Богослов Халява, ставший звонарем, с молодым философом Тиберием Горобцом пособолезновали Хоме за кружкой хмельного, осудили его, что побоялся, звонарь отправился в бурьян протрезвляться, не забыв по привычке своей утащить старую подошву от сапога, валявшуюся на лавке, повесть закончилась, и В., в неоставляющем ознобе восторга, закрыл коричневый томик, перевесил руку за борт ванны, опустил книгу на пол. Что, оказывается, за радость жизни: в разгар дня, когда все вокруг по библейскому завету – хлеб свой в поте лица своего, выломиться из этого хомута. Хотя, надо отметить, совесть угнетала В. Оказаться в середине рабочего дня дома, полноправно бездельничать, можно сказать, наслаждаться жизнью – ему было стыдно и неприютно от этого: ну, будто выперся на сцену под прожекторы, стоишь там, и непонятно куда девать руки.

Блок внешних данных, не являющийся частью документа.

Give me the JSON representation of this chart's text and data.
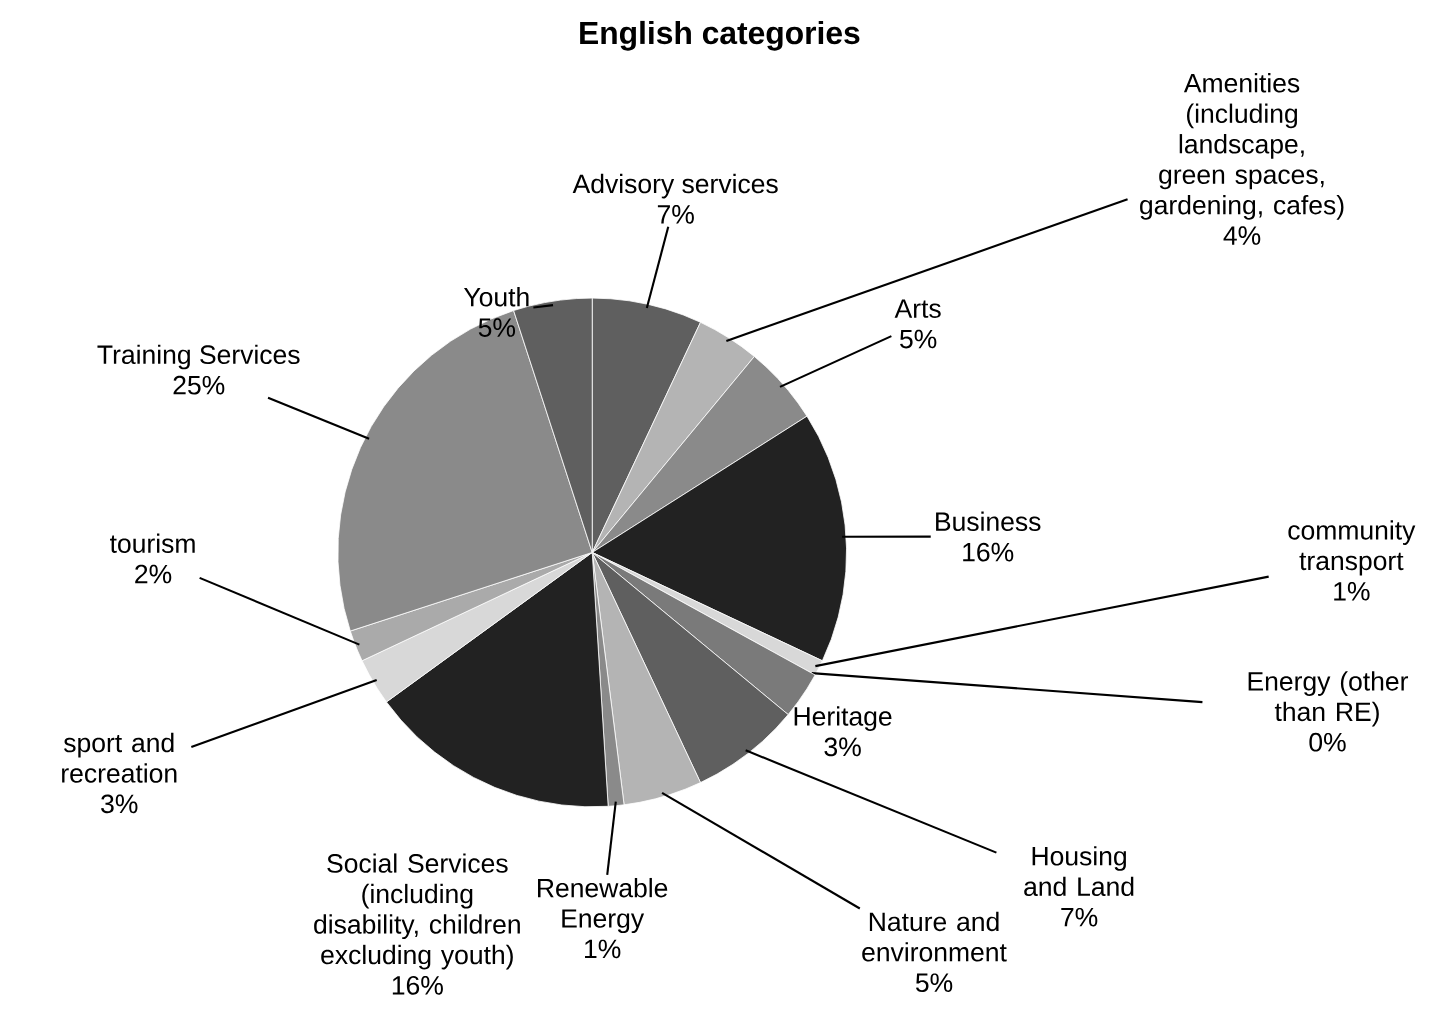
{
  "chart_data": {
    "type": "pie",
    "title": "English categories",
    "categories": [
      "Advisory services",
      "Amenities (including landscape, green spaces, gardening, cafes)",
      "Arts",
      "Business",
      "community transport",
      "Energy (other than RE)",
      "Heritage",
      "Housing and Land",
      "Nature and environment",
      "Renewable Energy",
      "Social Services (including disability, children excluding youth)",
      "sport and recreation",
      "tourism",
      "Training Services",
      "Youth"
    ],
    "values": [
      7,
      4,
      5,
      16,
      1,
      0,
      3,
      7,
      5,
      1,
      16,
      3,
      2,
      25,
      5
    ],
    "value_labels": [
      "7%",
      "4%",
      "5%",
      "16%",
      "1%",
      "0%",
      "3%",
      "7%",
      "5%",
      "1%",
      "16%",
      "3%",
      "2%",
      "25%",
      "5%"
    ],
    "colors": [
      "#5f5f5f",
      "#b4b4b4",
      "#8a8a8a",
      "#222222",
      "#d8d8d8",
      "#aaaaaa",
      "#7a7a7a",
      "#5f5f5f",
      "#b4b4b4",
      "#8a8a8a",
      "#222222",
      "#d8d8d8",
      "#aaaaaa",
      "#8a8a8a",
      "#5f5f5f"
    ]
  }
}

Дверь в ванную из-за жары он оставил открытой, и звонок в прихожей прозвучал ясно и внятно. Кто бы это мог быть, с леностью подумалось В. Должно быть, то были какие-нибудь продавцы всякой белиберды – средств от клопов, от пота, от грызунов, от запаха изо рта, – надувалы и прохиндеи. Кто это еще мог быть? У жены, если бы ей вдруг срочно понадобилось домой, был ключ, если же забыла ключ в сумке на работе или потеряла – позвонила бы ему по телефону: он сообщил ей, что он дома, более того – что не просто дома, а в ванной. Позвонят-позвонят и перестанут, сказал себе В.